Und auch Andreas Platthaus (FAZ) meint, Companéez sei gescheitert:

„Wem es (...) nach verlorener Zeit gelüstet, der bekommt heute Abend bei arte einiges geboten. Allerdings nicht im Sinne Prousts.  


ALTPAPIERKORB

+++ Die Jüdische Allgemeine würdigt das 60-jährige Jubiläum der Satire-Pionierzeitschrift MAD und erinnert daran, dass die einst von Herbert Feuerstein geleitete hiesige Ausgabe der deutschen Sprache „schöne Worte“ wie „würg“ und „ächz“ geschenkt habe.

+++ Diese „schönen Worte“ stecken implizit in allerlei aktuellen TV-Programmbetrachtungen, nicht nur bei den Proust-Verfilmungsskeptikern. Wenig hält zum Beispiel Thomas Gehringer (Tagesspiegel) von der ZDF-Comedysendung „Nicht nachmachen“ mit Wigald Boning („sechsteiliger Sommer-Quatsch“). Beim Interview, das Welt Online mit Boning geführt hat, werden die meisten Leser wohl nicht einmal dazu kommen, „ächz“ zu sagen, weil sie vorher schon eingeschlafen sind.

+++ Komplett misslungen, teilweise gar „lächerlich“ und „albern“ findet Reinhard Lüke (Funkkorrespondenz) die heutige NDR-Reportage „Kampf um den Fisch – Deutsche Trawler vor Afrikas Küsten“. Teile der Aufnahmen entstanden auf einem „Presseboot“ von Greenpeace, und diese oder ähnliche kennt der eine oder andere Zuschauer vielleicht schon aus dem ZDF.

+++ Ebenfalls in der FK: eine Rezension zur Doku „Das Dorfexperiment – Gemeinsam in die Zukunft“, die am Montag im Dritten Programm des SWR läuft, jenes Senders also, in dessen Rundfunkrat es heute vielleicht hoch her geht (siehe oben).

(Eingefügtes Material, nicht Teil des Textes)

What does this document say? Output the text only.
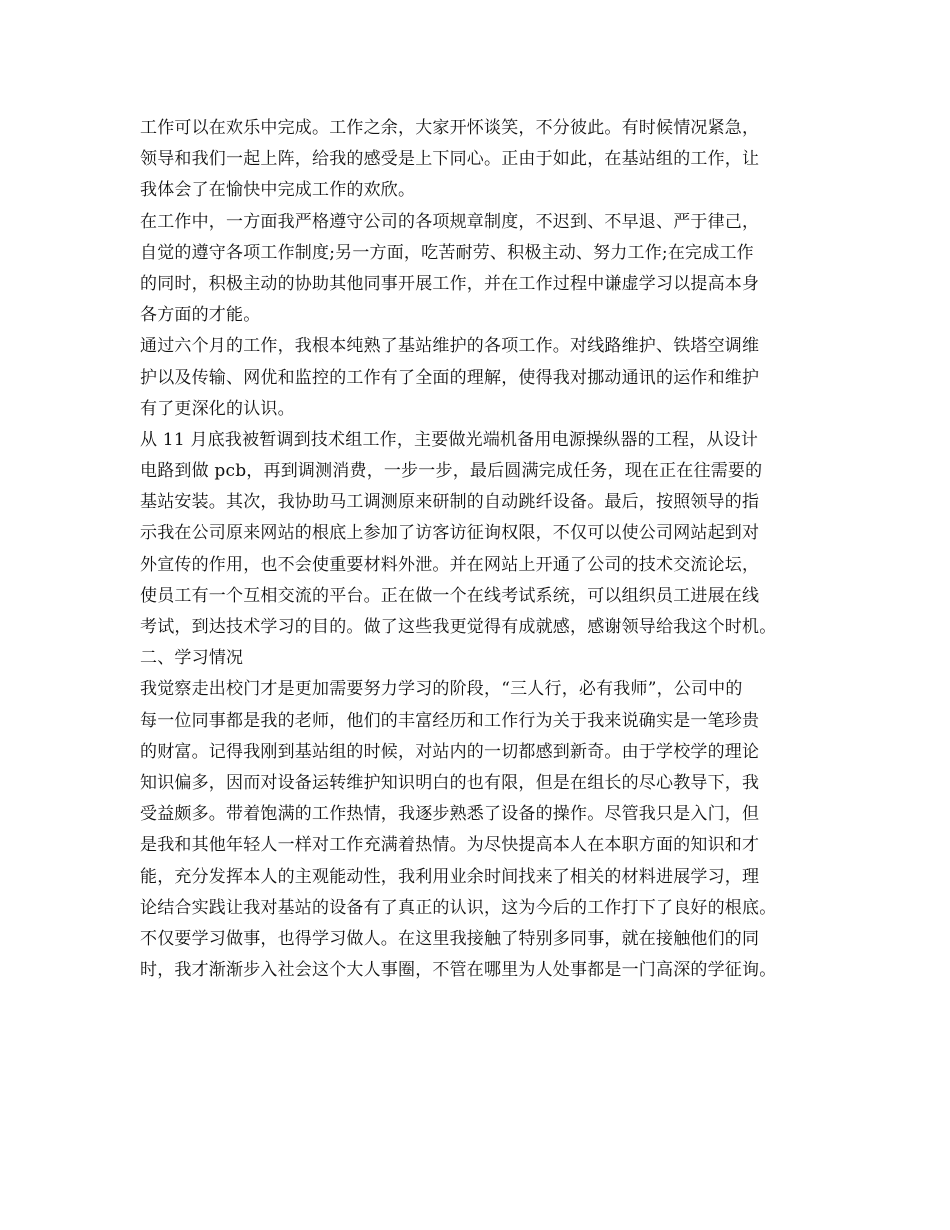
工作可以在欢乐中完成。工作之余，大家开怀谈笑，不分彼此。有时候情况紧急，
领导和我们一起上阵，给我的感受是上下同心。正由于如此，在基站组的工作，让
我体会了在愉快中完成工作的欢欣。
在工作中，一方面我严格遵守公司的各项规章制度，不迟到、不早退、严于律己，
自觉的遵守各项工作制度;另一方面，吃苦耐劳、积极主动、努力工作;在完成工作
的同时，积极主动的协助其他同事开展工作，并在工作过程中谦虚学习以提高本身
各方面的才能。
通过六个月的工作，我根本纯熟了基站维护的各项工作。对线路维护、铁塔空调维
护以及传输、网优和监控的工作有了全面的理解，使得我对挪动通讯的运作和维护
有了更深化的认识。
从 11 月底我被暂调到技术组工作，主要做光端机备用电源操纵器的工程，从设计
电路到做 pcb，再到调测消费，一步一步，最后圆满完成任务，现在正在往需要的
基站安装。其次，我协助马工调测原来研制的自动跳纤设备。最后，按照领导的指
示我在公司原来网站的根底上参加了访客访征询权限，不仅可以使公司网站起到对
外宣传的作用，也不会使重要材料外泄。并在网站上开通了公司的技术交流论坛，
使员工有一个互相交流的平台。正在做一个在线考试系统，可以组织员工进展在线
考试，到达技术学习的目的。做了这些我更觉得有成就感，感谢领导给我这个时机。
二、学习情况
我觉察走出校门才是更加需要努力学习的阶段，“三人行，必有我师”，公司中的
每一位同事都是我的老师，他们的丰富经历和工作行为关于我来说确实是一笔珍贵
的财富。记得我刚到基站组的时候，对站内的一切都感到新奇。由于学校学的理论
知识偏多，因而对设备运转维护知识明白的也有限，但是在组长的尽心教导下，我
受益颇多。带着饱满的工作热情，我逐步熟悉了设备的操作。尽管我只是入门，但
是我和其他年轻人一样对工作充满着热情。为尽快提高本人在本职方面的知识和才
能，充分发挥本人的主观能动性，我利用业余时间找来了相关的材料进展学习，理
论结合实践让我对基站的设备有了真正的认识，这为今后的工作打下了良好的根底。
不仅要学习做事，也得学习做人。在这里我接触了特别多同事，就在接触他们的同
时，我才渐渐步入社会这个大人事圈，不管在哪里为人处事都是一门高深的学征询。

Der Film über einer 50-köpfige Genossenschaft, die sich Selbstversorgung auf ihre Fahnen geschrieben hat, ist trotz des interessanten Themas wohl allenfalls mittelprächtig. 

+++ Einen Blick zurück auf die ferkelige RTL-2-Dokusoap „Villa Germania - Forever young“, also auf „acht Folgen, die ausschließlich Fassungslosigkeit darüber evozieren, was im deutschen Fernsehen inzwischen alles möglich ist und in deren Mittelpunkt zwei Rentner stehen, die sich „wie 16-Jährige aufführen, nur noch selbstreferentieller“, findet man bei süddeutsche.de. Die Mädchenmannschaft ist auch angewidert: „Die in der Doku-Soap auftretenden thailändische Frauen werden als sprachlose Produkte vorgeführt. Die [Nichtvorzeige-]Männer bringen bei, wie deutsches Bier mit Krönchen serviert wird, erzählen unerträglichen Sinnlos-Kram (O-Ton: ‚Ohne das Thai-Gesicht würde sie aussehen wie meine verstorbene Frau‘) und zeigen in fast jeder Szene, hinter welch hetero­normativ-rassistischem Mond sie leben.“

+++ Jetzt aber mal zu rundum guten Fernsehen: Peer Schader (FAZ-Fernsehblog) jedenfalls gefällt die ORF-Wissenschaftshow „Science Busters“: „Das Faszinierende (...) ist, mit welch einfachen Mitteln die Show funktioniert: ganz ohne virtuelles Studio und aufwändige 3D-Animationen. Es gibt nur eine schwarze Bühne, zwei Schreibtische, ein paar Scheinwerfer und eine Wand, auf die Animationen oder mitgebrachte Diagrammen projiziert werden.“

+++ Auf das Phänomen, dass man den einen oder anderen Verriss durchaus gern liest, obwohl man das, was verrissen wird, gut findet, geht der New Yorker im Zusammenhang mit der fast zeitgleich im US-amerikanischen und im deutschen Pay-TV gestarteten Serie „The Newsroom“ ein (siehe dieses und dieses Altpapier)

+++ Dem Informationskrieg um Syrien, einem Thema, das hier zu Lande wegen europäischer Finanzen und europäischem Fußball etwas aus dem Blick geraten ist, widmet sich Index on Censorship.

+++ Die Berliner Zeitung berichtet über die Aufsplittung von Rupert Murdochs Konzern News Corp. (siehe Altpapier). Dass die Entscheidung „im Zusammenhang mit dem Abhörskandal und der geplatzten BSkyB-Übernahme stehen könnte, wies Rupert Murdoch von sich. Dieser Schritt sei ‚keine Reaktion auf irgendetwas in Großbritannien.‘“

+++ Nach uns die Software: Um Schreibprogramme, die die Aufgaben von Journalisten aus Fleisch und Blut übernehmen, geht es in meinem oben schon en passant erwähnten konkret-Artikel (siehe auch Altpapier).

+++ Die WoZ bereitet ihre Enthüllungen um die Domain adolf-hitler.ch nach (siehe Altpapier).

+++ Für unsere Leser in Frankfurt und Umgebung: Im Rahmen dieser Ausstellung ist im Jüdischen Museum heute der vierte Teil des zwischen 1968 und 1970 ausgestrahlten Spielfilm-Fünfteilers Ich, Axel Caesar Springer zu sehen. Das rund sechsstündige Werk war „mit seinen Produktionskosten von über 7 Millionen DDR-Mark eine der aufwendigsten Produktionen des DDR-Fernsehens“.

Neues Altpapier gibt es wieder am Montag.